Report: Group with `benign origin' got dangerous

Boston Herald/October 26, 2000
By Tom Farmer

A controversial Attleboro sect had its inception nearly 30 years ago as a benign offshoot of another cult, but was eventually "sent spiraling out of control" with the resulting deaths of two babies, according to a watchdog organization.

"Seeds from one cult were planted in another, and these eventually took root and bore the fruit of death, and tragically, in the name of God," according to a report about the Attleboro cult prepared by the New England Institute of Religious Research.

NEIRR founder Rev. Robert Pardon, who was appointed by Attleboro District Court Judge Kenneth Nasif to be a guardian ad litem for the 13 children originally removed from the cult, and his associate, Judith K. Barba, have spent "thousands of hours" studying the Attleboro sect and its "thousands of pages of journals" the group kept about history.

The circumstances that led to the deaths of the two babies can be traced back to 1976 when Roland and Georgette Robidoux left the Worldwide Church of God in Mendon, R.I., because the "WCG in those days was an extremely repressive, religious fringe group," according to the report.

Founded by Herbert W. Armstrong in 1935 and headquartered in Pasadena, Calif., it was considered "a full-blown cult" and was never accepted by the World or National Council of Churches.

The Robidouxs got together with other WCG defectors and began holding weekly Bible studies at their home. In 1977, the report says, the group had grown to about 75 and they rented the Grange Hall in Mansfield, forming the "Church of God of Mansfield."

The first hint of trouble came when one of the church leaders, Brian Weeks, parted ways with Robidoux. "I went to Roland and told him that I didn't think we knew what we're doing," Weeks told Pardon.

In the early 1980s, Robidoux ran into high school classmate Roger Daneau, whom he had not seen for years.

The Daneaus, who had been part of the Catholic Charismatic Revival movement in the 1970s that included communal living and sharing possessions, began attending Bible studies with the Robidouxs and embraced some of the repressive practices of the WCG that the Robidouxs still espoused, the report states.

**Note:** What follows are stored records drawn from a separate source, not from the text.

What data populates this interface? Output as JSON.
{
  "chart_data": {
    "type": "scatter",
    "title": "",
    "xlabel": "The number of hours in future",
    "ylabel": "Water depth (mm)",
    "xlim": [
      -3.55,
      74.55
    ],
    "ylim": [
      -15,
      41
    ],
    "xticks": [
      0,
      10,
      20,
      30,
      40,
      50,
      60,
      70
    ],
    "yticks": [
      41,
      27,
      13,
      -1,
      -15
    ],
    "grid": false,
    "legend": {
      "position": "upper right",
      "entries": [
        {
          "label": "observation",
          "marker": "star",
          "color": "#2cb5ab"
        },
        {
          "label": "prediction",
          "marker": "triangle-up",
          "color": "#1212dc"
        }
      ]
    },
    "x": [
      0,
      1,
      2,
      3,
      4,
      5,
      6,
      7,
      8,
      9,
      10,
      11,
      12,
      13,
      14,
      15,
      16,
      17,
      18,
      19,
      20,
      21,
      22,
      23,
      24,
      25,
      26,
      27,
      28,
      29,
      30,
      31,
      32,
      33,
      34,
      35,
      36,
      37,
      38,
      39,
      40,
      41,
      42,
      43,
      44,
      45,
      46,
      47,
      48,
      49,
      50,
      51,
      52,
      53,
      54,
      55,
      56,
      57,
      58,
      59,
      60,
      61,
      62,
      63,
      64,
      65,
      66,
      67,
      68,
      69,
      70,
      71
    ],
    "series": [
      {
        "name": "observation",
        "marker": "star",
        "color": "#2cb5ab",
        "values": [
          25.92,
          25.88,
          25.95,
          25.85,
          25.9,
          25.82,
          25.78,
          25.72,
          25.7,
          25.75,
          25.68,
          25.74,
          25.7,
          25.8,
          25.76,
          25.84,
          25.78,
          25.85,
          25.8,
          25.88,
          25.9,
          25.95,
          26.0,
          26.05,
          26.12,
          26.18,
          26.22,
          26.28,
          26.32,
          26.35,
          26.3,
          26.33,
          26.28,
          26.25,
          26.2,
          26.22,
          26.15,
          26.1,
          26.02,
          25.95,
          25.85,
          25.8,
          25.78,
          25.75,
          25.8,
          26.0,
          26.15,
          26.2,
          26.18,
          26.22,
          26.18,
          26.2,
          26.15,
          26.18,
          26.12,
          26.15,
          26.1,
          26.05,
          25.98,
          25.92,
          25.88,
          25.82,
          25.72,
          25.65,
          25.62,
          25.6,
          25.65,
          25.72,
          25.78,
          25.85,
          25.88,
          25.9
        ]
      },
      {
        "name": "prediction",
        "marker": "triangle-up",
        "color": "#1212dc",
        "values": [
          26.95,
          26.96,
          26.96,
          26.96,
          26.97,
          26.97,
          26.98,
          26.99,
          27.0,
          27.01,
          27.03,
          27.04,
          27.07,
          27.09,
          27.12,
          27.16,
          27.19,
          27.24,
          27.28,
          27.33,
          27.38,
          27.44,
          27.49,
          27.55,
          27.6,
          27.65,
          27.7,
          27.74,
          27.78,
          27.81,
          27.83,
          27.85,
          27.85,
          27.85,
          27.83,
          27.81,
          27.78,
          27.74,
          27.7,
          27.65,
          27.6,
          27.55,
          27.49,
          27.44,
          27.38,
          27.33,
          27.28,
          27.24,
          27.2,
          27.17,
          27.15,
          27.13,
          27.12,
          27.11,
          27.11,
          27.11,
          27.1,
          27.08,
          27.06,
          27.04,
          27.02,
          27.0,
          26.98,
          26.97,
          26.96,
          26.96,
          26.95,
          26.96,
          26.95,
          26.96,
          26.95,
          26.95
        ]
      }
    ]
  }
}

Now accepting the Robidouxs' practices of shunning traditional society, the group remained benign until 1997, NEIRR says, when two events took place.

The first was the defection of four members, including one of Robidoux's adult daughters who was excommunicated because she bought eyeglasses, the report states.

The second was the influence on the group of Carol Balizet, who founded an organization in Florida called "Home in Zion Ministries" which advocates that God will lead followers through revelations and urges them to shun medical care and have babies born at home. If a child dies during childbirth, it's "God's will," Balizet instructs, according to the report.

Pardon said an ensuing power struggle in the group between Roland Robidoux and his son, Jacques, matched with their strict adherence to Balizet's teachings, set the stage "for the tragic death of Samuel Robidoux and Jeremiah Corneau."

"This group has a benign origin but has since developed into an organization that is directly responsible for the death of at least one infant and contributed to the `stillbirth' of another," the report said.